Should I wear gold or silver jewellery?
It largely comes down to your skin's undertone: warm undertones (golden, peachy, olive) tend to be flattered by gold and warm metals, while cool undertones (pink, rosy, blue-based) tend to be flattered by silver and white metals. Neutral undertones suit both. That said, undertone is a guide, not a rule — personal preference and the outfit matter too, and many people happily wear and mix both metals.
How do I know my skin undertone?
Check the veins on your inner wrist: greenish veins suggest a warm undertone, bluish or purple veins suggest cool, and a mix suggests neutral. You can also test which metal makes your skin look brighter by holding gold and silver against it, or notice whether you look better in warm colours (suggesting warm) or cool colours (suggesting cool). These tests together give a reliable sense of your undertone.
What jewellery suits a warm undertone?
Warm undertones — golden, peachy, or olive skin where veins look greenish — are typically flattered by gold, yellow gold, rose gold, brass, and copper, which echo the skin's warmth and make it glow. Warm-toned gemstones like amber, citrine, and warm earth tones also suit. Gold is usually the go-to metal, though warm undertones can still wear silver, especially mixed with gold.
What jewellery suits a cool undertone?
Cool undertones — pink, rosy, or blue-based skin where veins look bluish — are typically flattered by silver, white gold, platinum, and other white metals, which complement the skin's coolness. Cool-toned gemstones like sapphire, amethyst, and blue and purple stones also suit. Silver is usually the go-to metal, though cool undertones can wear gold too, especially in a deliberate mix.
Can you wear both gold and silver?
Yes — anyone can wear both, and mixing them is a modern, intentional look.

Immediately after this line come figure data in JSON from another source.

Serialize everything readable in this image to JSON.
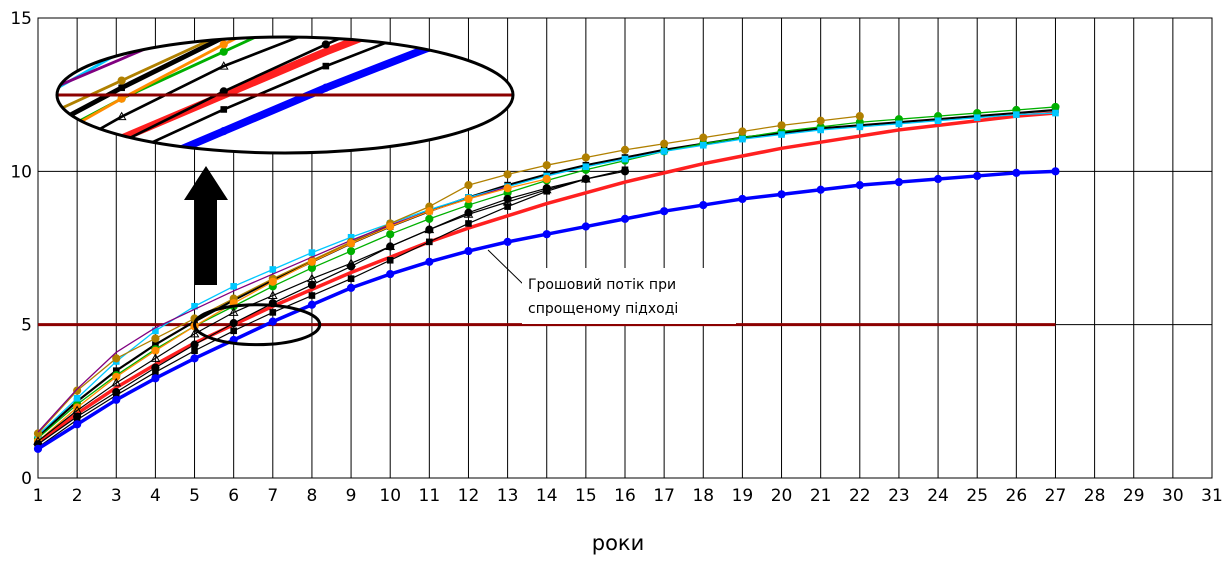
{
  "chart_data": {
    "type": "line",
    "xlabel": "роки",
    "ylabel": "",
    "xlim": [
      1,
      31
    ],
    "ylim": [
      0,
      15
    ],
    "x_ticks": [
      "1",
      "2",
      "3",
      "4",
      "5",
      "6",
      "7",
      "8",
      "9",
      "10",
      "11",
      "12",
      "13",
      "14",
      "15",
      "16",
      "17",
      "18",
      "19",
      "20",
      "21",
      "22",
      "23",
      "24",
      "25",
      "26",
      "27",
      "28",
      "29",
      "30",
      "31"
    ],
    "y_ticks": [
      "0",
      "5",
      "10",
      "15"
    ],
    "grid": true,
    "threshold": {
      "value": 5,
      "x_range": [
        1,
        27
      ],
      "color": "#8b0000"
    },
    "annotation": {
      "lines": [
        "Грошовий потік при",
        "спрощеному підході"
      ],
      "points_to": {
        "x": 12.5,
        "y": 7.5
      }
    },
    "zoom_ellipse": {
      "x_center": 6.6,
      "y_center": 5.0,
      "x_radius": 1.6,
      "y_radius": 0.65
    },
    "series": [
      {
        "color": "#ff2020",
        "width": 3.5,
        "marker": "",
        "values": [
          1.15,
          2.1,
          2.95,
          3.7,
          4.4,
          5.0,
          5.6,
          6.15,
          6.7,
          7.2,
          7.7,
          8.15,
          8.55,
          8.95,
          9.3,
          9.65,
          9.95,
          10.25,
          10.5,
          10.75,
          10.95,
          11.15,
          11.35,
          11.5,
          11.65,
          11.8,
          11.9
        ]
      },
      {
        "color": "#000000",
        "width": 2.2,
        "marker": "square",
        "values": [
          1.35,
          2.5,
          3.5,
          4.35,
          5.1,
          5.8,
          6.45,
          7.05,
          7.65,
          8.2,
          8.7,
          9.15,
          9.55,
          9.9,
          10.2,
          10.45,
          10.7,
          10.9,
          11.1,
          11.25,
          11.4,
          11.5,
          11.6,
          11.7,
          11.8,
          11.9,
          12.0
        ]
      },
      {
        "color": "#00b000",
        "width": 1.3,
        "marker": "circle",
        "values": [
          1.3,
          2.4,
          3.35,
          4.2,
          4.95,
          5.6,
          6.25,
          6.85,
          7.4,
          7.95,
          8.45,
          8.9,
          9.3,
          9.7,
          10.05,
          10.35,
          10.65,
          10.9,
          11.1,
          11.3,
          11.45,
          11.6,
          11.7,
          11.8,
          11.9,
          12.0,
          12.1
        ]
      },
      {
        "color": "#00c8ff",
        "width": 1.3,
        "marker": "square",
        "values": [
          1.4,
          2.6,
          3.8,
          4.8,
          5.6,
          6.25,
          6.8,
          7.35,
          7.85,
          8.3,
          8.75,
          9.15,
          9.5,
          9.85,
          10.15,
          10.4,
          10.65,
          10.85,
          11.05,
          11.2,
          11.35,
          11.45,
          11.55,
          11.65,
          11.75,
          11.85,
          11.9
        ]
      },
      {
        "color": "#b08000",
        "width": 1.3,
        "marker": "circle",
        "values": [
          1.45,
          2.85,
          3.9,
          4.55,
          5.2,
          5.85,
          6.5,
          7.1,
          7.7,
          8.3,
          8.85,
          9.55,
          9.9,
          10.2,
          10.45,
          10.7,
          10.9,
          11.1,
          11.3,
          11.5,
          11.65,
          11.8
        ]
      },
      {
        "color": "#800080",
        "width": 1.3,
        "marker": "",
        "values": [
          1.5,
          2.9,
          4.1,
          4.9,
          5.5,
          6.1,
          6.65,
          7.2,
          7.75,
          8.25,
          8.7,
          9.1,
          9.5
        ]
      },
      {
        "color": "#ff8c00",
        "width": 1.3,
        "marker": "circle",
        "values": [
          1.2,
          2.3,
          3.3,
          4.15,
          4.95,
          5.7,
          6.4,
          7.05,
          7.65,
          8.2,
          8.7,
          9.1,
          9.45,
          9.75
        ]
      },
      {
        "color": "#000000",
        "width": 1.2,
        "marker": "triangle",
        "values": [
          1.2,
          2.2,
          3.1,
          3.9,
          4.7,
          5.4,
          5.95,
          6.5,
          7.0,
          7.55,
          8.1,
          8.6,
          9.0,
          9.4,
          9.75
        ]
      },
      {
        "color": "#000000",
        "width": 1.2,
        "marker": "circle",
        "values": [
          1.1,
          2.0,
          2.8,
          3.6,
          4.35,
          5.05,
          5.7,
          6.3,
          6.9,
          7.55,
          8.1,
          8.65,
          9.1,
          9.45,
          9.75,
          10.0
        ]
      },
      {
        "color": "#000000",
        "width": 1.2,
        "marker": "square",
        "values": [
          1.0,
          1.9,
          2.7,
          3.45,
          4.15,
          4.8,
          5.4,
          5.95,
          6.5,
          7.1,
          7.7,
          8.3,
          8.85,
          9.35,
          9.75,
          10.05
        ]
      },
      {
        "color": "#0000ff",
        "width": 3.5,
        "marker": "circle",
        "values": [
          0.95,
          1.75,
          2.55,
          3.25,
          3.9,
          4.5,
          5.1,
          5.65,
          6.2,
          6.65,
          7.05,
          7.4,
          7.7,
          7.95,
          8.2,
          8.45,
          8.7,
          8.9,
          9.1,
          9.25,
          9.4,
          9.55,
          9.65,
          9.75,
          9.85,
          9.95,
          10.0
        ]
      }
    ]
  }
}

Neutral undertones suit both metals especially easily, but everyone can wear and mix gold and silver with the right styling. The key to mixing is intention: combine them deliberately, ideally with a two-tone piece to tie them together, so the mix reads chosen rather than accidental.
Does skin tone really determine which metal looks best?
Undertone influences which metal is most flattering, but it's a helpful guide rather than a strict rule. The most flattering metal is often the one that makes your skin look brightest and most even, which undertone predicts well, but personal preference, the outfit, and confidence matter too. Plenty of people wear the 'opposite' metal beautifully, so treat undertone as a starting point, not a restriction.
What about rose gold — who does it suit?
Rose gold, with its warm pink hue, is one of the most universally flattering metals, suiting warm, cool, and neutral undertones because its pink-warm tone bridges the two. Warm undertones love its warmth, cool undertones appreciate the pink, and neutral undertones suit it easily. It's a versatile choice and a good option for anyone unsure between gold and silver, or wanting a metal that flatters broadly.